Why run FFmpeg with Rendi instead of managed video APIs like Cloudinary, Shotstack, or Creatomate?

All three are DSL-based, not raw FFmpeg. Cloudinary is image-first with video transforms driven by URL parameters — no -filter_complex graphs, no dynamic expressions, no custom codec flags, and pricing grows fast with transformations plus bandwidth. Shotstack and Creatomate are timeline-based JSON DSLs; they work well for template-shaped video generation but cannot reproduce arbitrary FFmpeg commands.

Rendi runs the full FFmpeg surface — any command you can write locally works in production.

Pricing is also dramatically lower: Rendi is about $0.15 per GB processed, versus Cloudinary at $1.20/GB, Shotstack at $2.30/GB, and Creatomate at $10.25/GB — 8–68× cheaper.

Read the full comparison.

Why run FFmpeg with Rendi instead of AWS MediaConvert?

MediaConvert is enterprise-priced, IAM + S3 coupled, and billed per output-minute with separate rates for resolution and codec. Starting takes IAM roles, S3 buckets, and job queue setup.
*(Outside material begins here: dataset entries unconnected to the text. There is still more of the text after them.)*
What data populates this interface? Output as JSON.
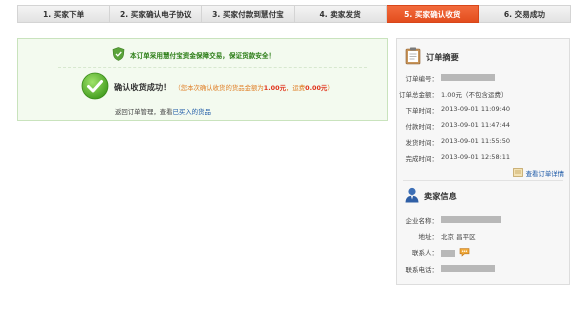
{
  "steps": [
    {
      "label": "1. 买家下单",
      "active": false
    },
    {
      "label": "2. 买家确认电子协议",
      "active": false
    },
    {
      "label": "3. 买家付款到慧付宝",
      "active": false
    },
    {
      "label": "4. 卖家发货",
      "active": false
    },
    {
      "label": "5. 买家确认收货",
      "active": true
    },
    {
      "label": "6. 交易成功",
      "active": false
    }
  ],
  "notice": {
    "guarantee": "本订单采用慧付宝资金保障交易，保证货款安全！",
    "result_title": "确认收货成功！",
    "result_note_prefix": "（您本次确认收货的货品金额为",
    "goods_amount": "1.00元",
    "result_note_mid": "，运费",
    "shipping_amount": "0.00元",
    "result_note_suffix": "）",
    "links_prefix": "返回订单管理，查看",
    "purchased_link": "已买入的货品"
  },
  "order_summary": {
    "title": "订单摘要",
    "rows": [
      {
        "label": "订单编号：",
        "value": ""
      },
      {
        "label": "订单总金额：",
        "value": "1.00元（不包含运费）"
      },
      {
        "label": "下单时间：",
        "value": "2013-09-01 11:09:40"
      },
      {
        "label": "付款时间：",
        "value": "2013-09-01 11:47:44"
      },
      {
        "label": "发货时间：",
        "value": "2013-09-01 11:55:50"
      },
      {
        "label": "完成时间：",
        "value": "2013-09-01 12:58:11"
      }
    ],
    "view_detail": "查看订单详情"
  },
  "seller_info": {
    "title": "卖家信息",
    "rows": [
      {
        "label": "企业名称：",
        "value": ""
      },
      {
        "label": "地址：",
        "value": "北京 昌平区"
      },
      {
        "label": "联系人：",
        "value": ""
      },
      {
        "label": "联系电话：",
        "value": ""
      }
    ]
  },
  "colors": {
    "active_step": "#e8542a",
    "success_bg": "#f3faef",
    "success_text": "#2b7d16",
    "amount_red": "#e1331c",
    "link_blue": "#1a57a6"
  },
  "icons": [
    "shield-check-icon",
    "check-circle-icon",
    "clipboard-icon",
    "person-icon",
    "document-icon",
    "chat-icon"
  ]
}
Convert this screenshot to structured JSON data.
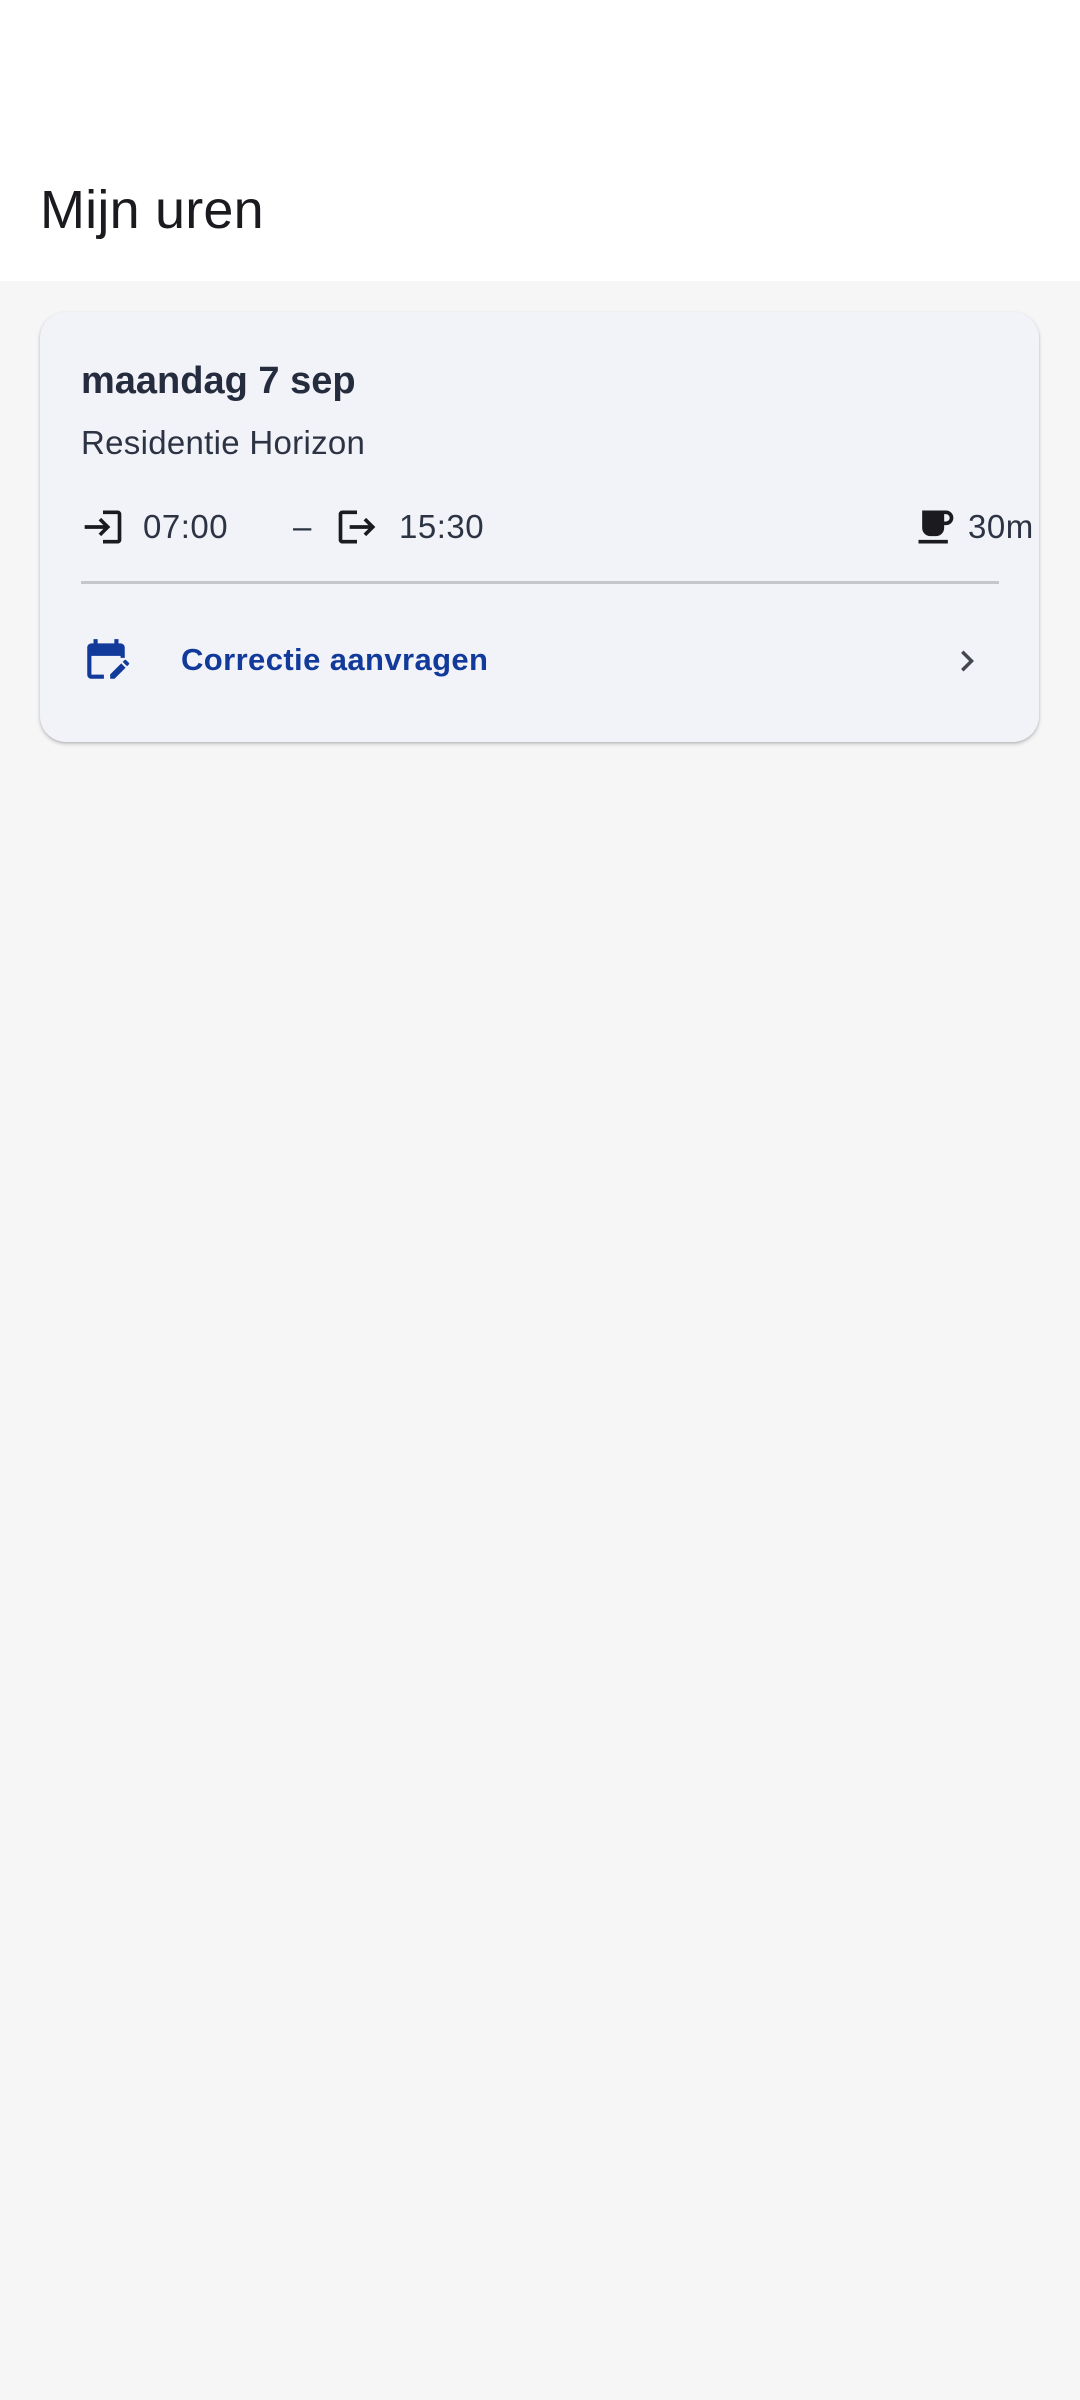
{
  "header": {
    "title": "Mijn uren"
  },
  "shift": {
    "day": "maandag 7 sep",
    "location": "Residentie Horizon",
    "start_time": "07:00",
    "separator": "–",
    "end_time": "15:30",
    "break_duration": "30m",
    "icons": {
      "clock_in": "login-icon",
      "clock_out": "logout-icon",
      "break": "coffee-cup-icon",
      "correction": "calendar-edit-icon",
      "chevron": "chevron-right-icon"
    },
    "action": {
      "label": "Correctie aanvragen"
    }
  },
  "colors": {
    "accent": "#113a9a",
    "card_background": "#f2f2f9",
    "page_background": "#f6f6f7",
    "text_primary": "#242c3d"
  }
}
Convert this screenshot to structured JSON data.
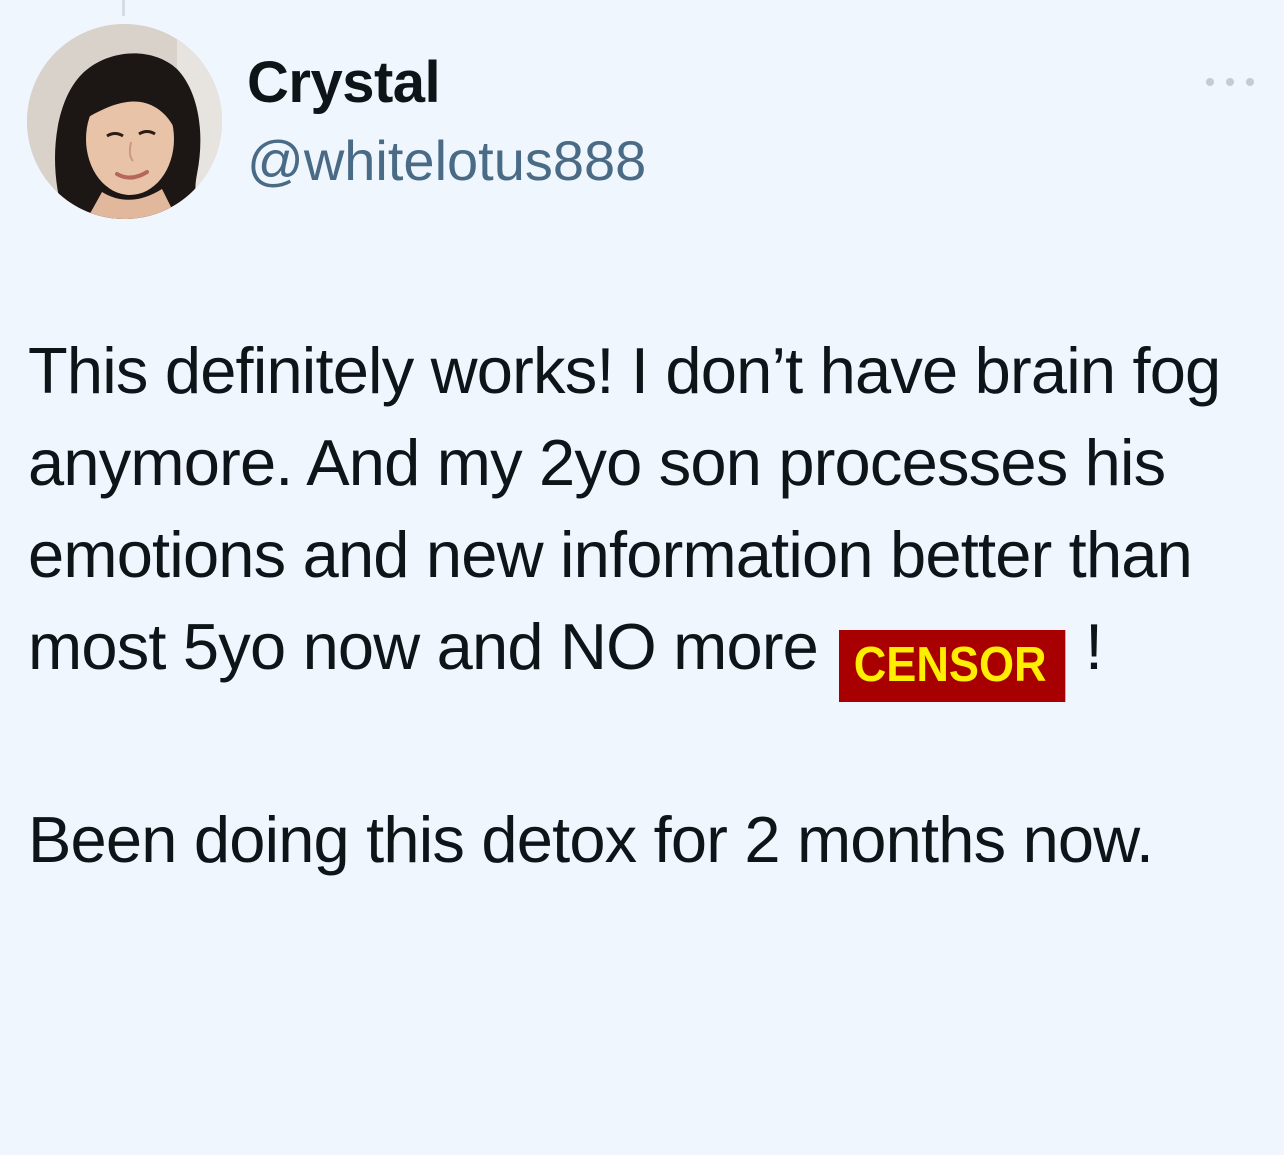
{
  "author": {
    "display_name": "Crystal",
    "handle": "@whitelotus888",
    "avatar_icon": "profile-photo"
  },
  "more_menu": {
    "icon": "more-horizontal-icon"
  },
  "tweet": {
    "paragraph_1_before": "This definitely works! I don’t have brain fog anymore. And my 2yo son processes his emotions and new information better than most 5yo now and NO more ",
    "censor_label": "CENSOR",
    "paragraph_1_after": "!",
    "paragraph_2": "Been doing this detox for 2 months now."
  },
  "colors": {
    "background": "#f0f6fd",
    "text": "#0f1419",
    "handle": "#4a6b86",
    "censor_bg": "#a80000",
    "censor_text": "#ffee00"
  }
}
It's also a curated transcoder, not raw FFmpeg — outputs are limited to AWS-supported codec and container combos, and you can't run arbitrary filter graphs, dynamic expressions, or encoder flags outside AWS's matrix.

Rendi runs the full FFmpeg surface with flat per-processing-GB pricing, no egress or ingress fees, and zero AWS setup — significantly cheaper and quicker to integrate.

Does Rendi include file storage so I can run FFmpeg without managing my own buckets?

Yes. Rendi stores every command output automatically with a stable URL — no egress or ingress fees.

Can I run any raw FFmpeg command and filter expression with Rendi?

Yes. Rendi runs standard FFmpeg commands — the exact syntax you'd run locally. That includes -filter_complex filter graphs, dynamic expressions (e.g. crop=iw:ih:'if(gte(t,2),...)'), chained filters, complex audio pipelines, and every FFmpeg flag shipped in the standard build. Test locally, send to Rendi, get the same output.

See working FFmpeg examples in the docs.

What FFmpeg operations can Rendi not run that self-hosting can?

Rendi runs FFmpeg jobs — you submit a command, it processes, and you get the output. A couple of things are out of scope.

Live streaming commands: continuous RTMP/SRT/HLS push, real-time -re inputs, and device captures (v4l2, x11grab) need a persistent long-running process.

Standard plans are CPU-based — enough for nearly all FFmpeg workloads. GPU gives roughly 30% speedup on heavy encodes and is available on custom requests.